Les missions diagnostiques et thérapeutiques des services de radiologie, servies par des technologies de pointe, des effectifs conséquents de manipulateurs techniciens mais surtout soignants, ainsi que des radiologues thérapeutes, ne sont plus à démontrer. Les manipulateurs de radiologie font toutefois rarement l’objet d’enquêtes exploratoires, aux infirmière(s), d’où notre choix de les inclure dans notre échantillon.

L’évolution de l’organisation hospitalière, en matière de production de soins et de techniques exploratoires, explique ainsi le choix de ce public. Par ailleurs, le fait que l’auteur de cette thèse ait débuté son activité professionnelle comme manipulatrice radio a contribué à soutenir ce choix.

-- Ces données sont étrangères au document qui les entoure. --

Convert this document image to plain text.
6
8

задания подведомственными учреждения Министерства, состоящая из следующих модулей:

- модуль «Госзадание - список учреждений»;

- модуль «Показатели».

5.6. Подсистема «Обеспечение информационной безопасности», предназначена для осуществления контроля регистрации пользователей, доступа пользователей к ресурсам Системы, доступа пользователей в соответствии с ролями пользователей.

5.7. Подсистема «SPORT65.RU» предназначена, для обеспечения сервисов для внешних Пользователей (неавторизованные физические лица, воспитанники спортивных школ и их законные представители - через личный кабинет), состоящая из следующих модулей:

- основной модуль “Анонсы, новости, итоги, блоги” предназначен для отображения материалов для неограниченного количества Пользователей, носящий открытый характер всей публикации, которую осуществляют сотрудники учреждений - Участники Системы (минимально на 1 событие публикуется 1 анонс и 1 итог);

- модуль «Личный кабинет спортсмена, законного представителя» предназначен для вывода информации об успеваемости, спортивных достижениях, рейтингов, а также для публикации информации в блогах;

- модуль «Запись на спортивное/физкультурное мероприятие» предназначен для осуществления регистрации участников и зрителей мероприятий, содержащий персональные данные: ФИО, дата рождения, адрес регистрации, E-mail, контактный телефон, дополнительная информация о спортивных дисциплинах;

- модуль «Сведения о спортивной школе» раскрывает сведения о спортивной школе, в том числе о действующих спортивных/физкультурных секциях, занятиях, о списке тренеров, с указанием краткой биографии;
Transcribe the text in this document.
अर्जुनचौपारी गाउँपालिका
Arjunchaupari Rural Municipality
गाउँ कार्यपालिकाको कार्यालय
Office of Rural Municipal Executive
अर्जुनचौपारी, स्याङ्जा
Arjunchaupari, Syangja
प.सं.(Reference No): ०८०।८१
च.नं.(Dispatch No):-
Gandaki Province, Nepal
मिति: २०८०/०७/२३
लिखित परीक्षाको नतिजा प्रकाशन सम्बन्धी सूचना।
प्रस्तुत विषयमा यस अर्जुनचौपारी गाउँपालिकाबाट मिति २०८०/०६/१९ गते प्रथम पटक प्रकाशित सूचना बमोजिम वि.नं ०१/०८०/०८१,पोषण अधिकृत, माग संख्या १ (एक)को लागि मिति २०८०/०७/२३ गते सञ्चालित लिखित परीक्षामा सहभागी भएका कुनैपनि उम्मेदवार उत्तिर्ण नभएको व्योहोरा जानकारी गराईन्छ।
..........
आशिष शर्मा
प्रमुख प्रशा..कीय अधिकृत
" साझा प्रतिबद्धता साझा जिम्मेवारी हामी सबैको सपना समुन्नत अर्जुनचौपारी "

Le questionnaire des manipulateurs radio reprend les mêmes axes que celui des infirmières 122. Ils ne s’appuient pas cependant sur la même base géographique d’exploration. En effet, les lieux géographiques d’exercice des deux métiers sont totalement différents, car n’appartenant pas aux mêmes réalités structurelles.

Notes
118.

CLAVERANNE (JP), KRICHEN (M), CHANDERNAGOR (P) : « Le statut des équipements hospitaliers : stratégie(s) d’acteur(s) et ordre technicien » dans le cadre national de recherche sur l’hôpital MIRE. Direction des hôpitaux. Contribution à l’ouvrage collectif « l’hôpital stratège, dynamiques locales et offres de soins », coordonné par (A.P) CONTANDRIOPOULOS et (Y) SOUTEYRAND, John Libbey Eurotext, Paris 199+6, 317 pages, p.257-270

119.

C’est un champ magnétique qui permet l’acquisition d’image d’une « tranche » du corps humain, émission de rayons X

120.

Ambulatoire : sans nécessité d'hospitaliser le patient

121.

voir figure n° 12

122.

les axes concernent, outre les pratiques de soins, des pratiques techniques.